Rubin, the University of Pennsylvania student, told National Review that security is his first priority.

“Our Jewish institutions still do not get basic university support on security, and the fact that I’m still asking for that over and over again is outrageous,” he said. “But the fact is we’re not safe. We’re not being supported. And that’s the most important thing right now.”

Khan, the MIT student, told NR that her administration seems not to believe this is a real problem.

“Acknowledgment that this is real and that we’re not making it up is the most important thing. That needs to stop,” she said. “When the administration is constantly saying things like ‘we’re working on it, it’s going through the disciplinary process, and these things take time,’ I really don’t care. The guy who’s walking next to me has said that he thinks it’s okay to kill Jews.”

Kestenbaum had a similar suggestion for Harvard, telling NR that the university needs to take the issue seriously.

“I’ve emailed the antisemitism task force 40 times and haven’t gotten a single response,” he said. “Harvard created a task force because it’s very easy for them to absolve themselves of moral responsibility by saying, ‘Well, we have a task force,’ but that hasn’t fixed any of the underlying problems.”

Representative Virginia Foxx (R., N.C.), the chairwoman of the House Committee on Education and the Workforce, told NR that what she heard from the students at the roundtable Thursday resonated with her on a policy basis, to be sure, but also hit home on an emotional level.
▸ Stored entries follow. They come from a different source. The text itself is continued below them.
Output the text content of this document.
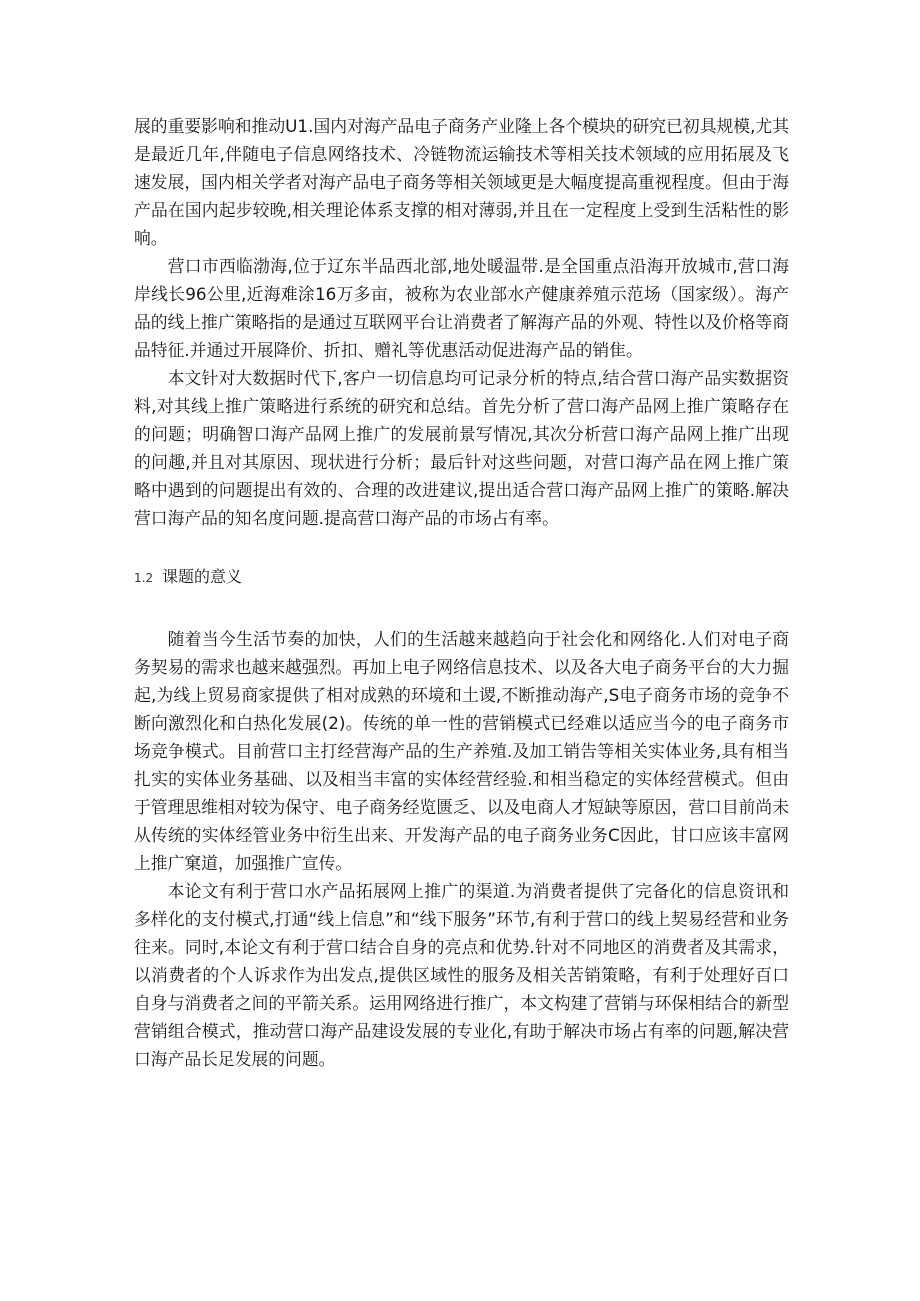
展的重要影响和推动U1.国内对海产品电子商务产业隆上各个模块的研究已初具规模,尤其是最近几年,伴随电子信息网络技术、冷链物流运输技术等相关技术领域的应用拓展及飞速发展，国内相关学者对海产品电子商务等相关领域更是大幅度提高重视程度。但由于海产品在国内起步较晚,相关理论体系支撑的相对薄弱,并且在一定程度上受到生活粘性的影响。

营口市西临渤海,位于辽东半品西北部,地处暖温带.是全国重点沿海开放城市,营口海岸线长96公里,近海难涂16万多亩，被称为农业部水产健康养殖示范场（国家级）。海产品的线上推广策略指的是通过互联网平台让消费者了解海产品的外观、特性以及价格等商品特征.并通过开展降价、折扣、赠礼等优惠活动促进海产品的销隹。

本文针对大数据时代下,客户一切信息均可记录分析的特点,结合营口海产品实数据资料,对其线上推广策略进行系统的研究和总结。首先分析了营口海产品网上推广策略存在的问题；明确智口海产品网上推广的发展前景写情况,其次分析营口海产品网上推广出现的问趣,并且对其原因、现状进行分析；最后针对这些问题，对营口海产品在网上推广策略中遇到的问题提出有效的、合理的改进建议,提出适合营口海产品网上推广的策略.解决营口海产品的知名度问题.提高营口海产品的市场占有率。

1.2 课题的意义

随着当今生活节奏的加快，人们的生活越来越趋向于社会化和网络化.人们对电子商务契易的需求也越来越强烈。再加上电子网络信息技术、以及各大电子商务平台的大力掘起,为线上贸易商家提供了相对成熟的环境和土谡,不断推动海产,S电子商务市场的竞争不断向激烈化和白热化发展(2)。传统的单一性的营销模式已经难以适应当今的电子商务市场竞争模式。目前营口主打经营海产品的生产养殖.及加工销告等相关实体业务,具有相当扎实的实体业务基础、以及相当丰富的实体经营经验.和相当稳定的实体经营模式。但由于管理思维相对较为保守、电子商务经览匮乏、以及电商人才短缺等原因，营口目前尚未从传统的实体经管业务中衍生出来、开发海产品的电子商务业务C因此，甘口应该丰富网上推广窠道，加强推广宣传。

本论文有利于营口水产品拓展网上推广的渠道.为消费者提供了完备化的信息资讯和多样化的支付模式,打通“线上信息”和“线下服务”环节,有利于营口的线上契易经营和业务往来。同时,本论文有利于营口结合自身的亮点和优势.针对不同地区的消费者及其需求，以消费者的个人诉求作为出发点,提供区域性的服务及相关苦销策略，有利于处理好百口自身与消费者之间的平箭关系。运用网络进行推广，本文构建了营销与环保相结合的新型营销组合模式，推动营口海产品建设发展的专业化,有助于解决市场占有率的问题,解决营口海产品长足发展的问题。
“We heard facts backed up by emotion. I mean, you could feel the pain and hear that emotion from the students, and that really touched my heart as a mother and a grandmother,” Foxx said. “None of these students should feel unsafe on these campuses, and that gets to the point we keep bringing across: These campuses are all being supported by the taxpayers of this country.”
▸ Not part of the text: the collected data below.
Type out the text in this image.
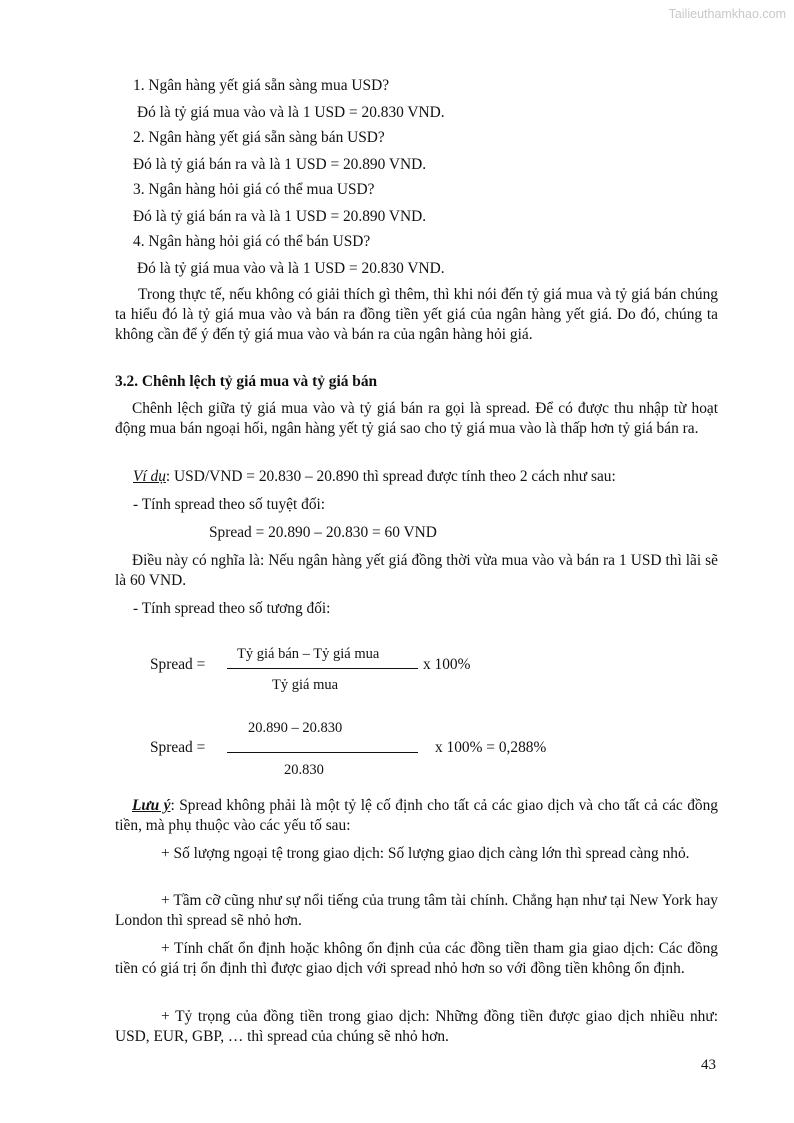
Tailieuthamkhao.com
1. Ngân hàng yết giá sẵn sàng mua USD?
Đó là tỷ giá mua vào và là 1 USD = 20.830 VND.
2. Ngân hàng yết giá sẵn sàng bán USD?
Đó là tỷ giá bán ra và là 1 USD = 20.890 VND.
3. Ngân hàng hỏi giá có thể mua USD?
Đó là tỷ giá bán ra và là 1 USD = 20.890 VND.
4. Ngân hàng hỏi giá có thể bán USD?
Đó là tỷ giá mua vào và là 1 USD = 20.830 VND.
Trong thực tế, nếu không có giải thích gì thêm, thì khi nói đến tỷ giá mua và tỷ giá bán chúng ta hiểu đó là tỷ giá mua vào và bán ra đồng tiền yết giá của ngân hàng yết giá. Do đó, chúng ta không cần để ý đến tỷ giá mua vào và bán ra của ngân hàng hỏi giá.
3.2. Chênh lệch tỷ giá mua và tỷ giá bán
Chênh lệch giữa tỷ giá mua vào và tỷ giá bán ra gọi là spread. Để có được thu nhập từ hoạt động mua bán ngoại hối, ngân hàng yết tỷ giá sao cho tỷ giá mua vào là thấp hơn tỷ giá bán ra.
Ví dụ: USD/VND = 20.830 – 20.890 thì spread được tính theo 2 cách như sau:
- Tính spread theo số tuyệt đối:
Spread = 20.890 – 20.830 = 60 VND
Điều này có nghĩa là: Nếu ngân hàng yết giá đồng thời vừa mua vào và bán ra 1 USD thì lãi sẽ là 60 VND.
- Tính spread theo số tương đối:
Spread =
Tỷ giá bán – Tỷ giá mua
Tỷ giá mua
x 100%
Spread =
20.890 – 20.830
20.830
x 100% = 0,288%
Lưu ý: Spread không phải là một tỷ lệ cố định cho tất cả các giao dịch và cho tất cả các đồng tiền, mà phụ thuộc vào các yếu tố sau:
+ Số lượng ngoại tệ trong giao dịch: Số lượng giao dịch càng lớn thì spread càng nhỏ.
+ Tầm cỡ cũng như sự nổi tiếng của trung tâm tài chính. Chẳng hạn như tại New York hay London thì spread sẽ nhỏ hơn.
+ Tính chất ổn định hoặc không ổn định của các đồng tiền tham gia giao dịch: Các đồng tiền có giá trị ổn định thì được giao dịch với spread nhỏ hơn so với đồng tiền không ổn định.
+ Tỷ trọng của đồng tiền trong giao dịch: Những đồng tiền được giao dịch nhiều như: USD, EUR, GBP, … thì spread của chúng sẽ nhỏ hơn.
43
Foxx said the United States must be able to counter the surge of antisemitism the same way it was able to defeat other forms of bigotry at different points in its history.

“We’ve dealt with these issues in other ways, as Congressman Scott said,” Foxx told NR, referring to comments from ranking member Bobby Scott (D., Va.) about, for instance, anti-black racism during the civil-rights era, “and I think we’ve pretty much taken care of those, but now we have this horrible antisemitism rearing its ugly head again, and we’ve got to deal with it.”
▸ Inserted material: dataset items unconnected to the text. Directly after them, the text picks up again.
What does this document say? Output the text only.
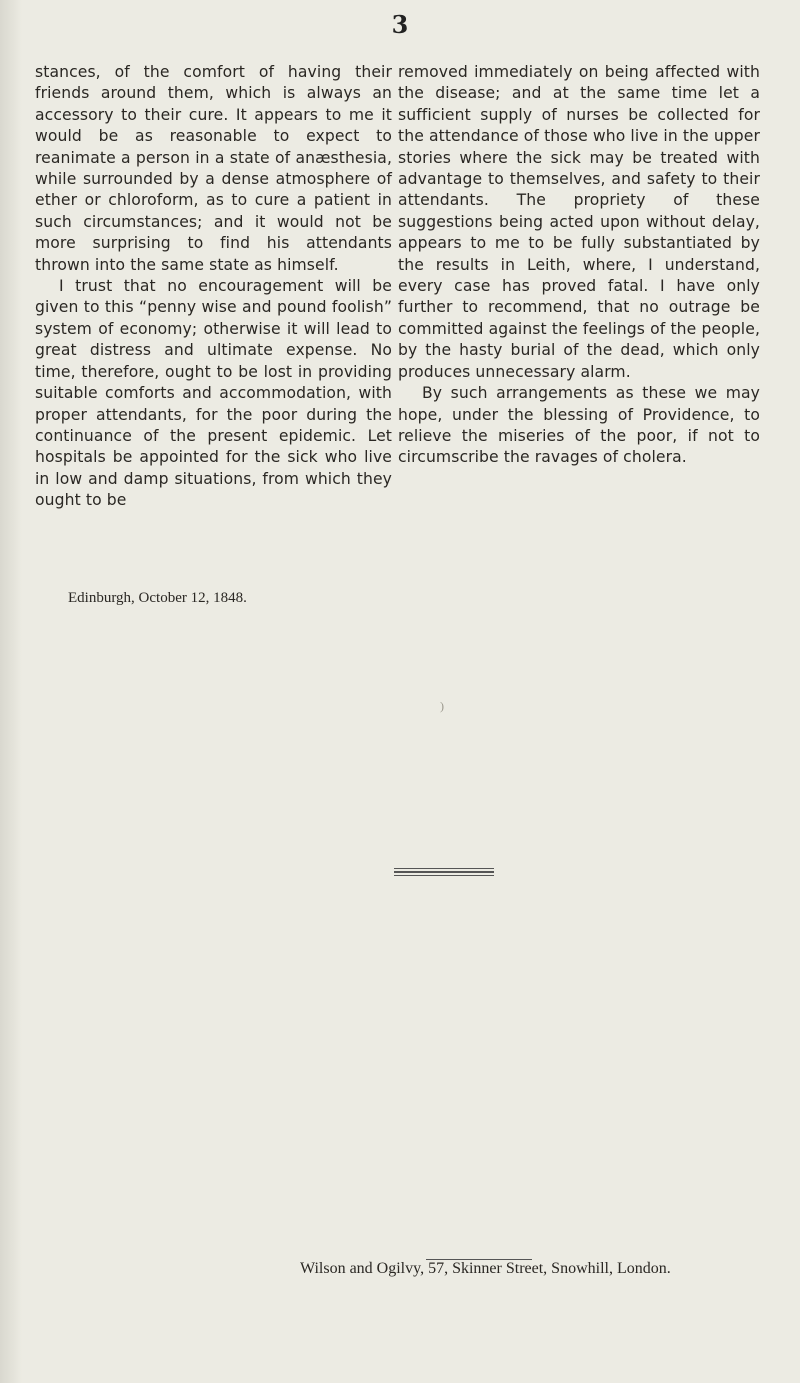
3

stances, of the comfort of having their friends around them, which is always an accessory to their cure. It appears to me it would be as reasonable to expect to reanimate a person in a state of anæsthesia, while surrounded by a dense atmosphere of ether or chloroform, as to cure a patient in such circumstances; and it would not be more surprising to find his attendants thrown into the same state as himself.

I trust that no encouragement will be given to this “penny wise and pound foolish” system of economy; otherwise it will lead to great distress and ultimate expense. No time, therefore, ought to be lost in providing suitable comforts and accommodation, with proper attendants, for the poor during the continuance of the present epidemic. Let hospitals be appointed for the sick who live in low and damp situations, from which they ought to be

removed immediately on being affected with the disease; and at the same time let a sufficient supply of nurses be collected for the attendance of those who live in the upper stories where the sick may be treated with advantage to themselves, and safety to their attendants. The propriety of these suggestions being acted upon without delay, appears to me to be fully substantiated by the results in Leith, where, I understand, every case has proved fatal. I have only further to recommend, that no outrage be committed against the feelings of the people, by the hasty burial of the dead, which only produces unnecessary alarm.

By such arrangements as these we may hope, under the blessing of Providence, to relieve the miseries of the poor, if not to circumscribe the ravages of cholera.

Edinburgh, October 12, 1848.
)
Wilson and Ogilvy, 57, Skinner Street, Snowhill, London.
Foxx told NR that the United States in particular must be free from the hatred flourishing in academia.

“We cannot have this in the United States of America in 2024,” she said. “If Jewish people cannot be safe in this country, in this year, there is no place for them to be safe.”

Zach Kessel is a William F. Buckley Jr. Fellow in Political Journalism and a recent graduate of Northwestern University.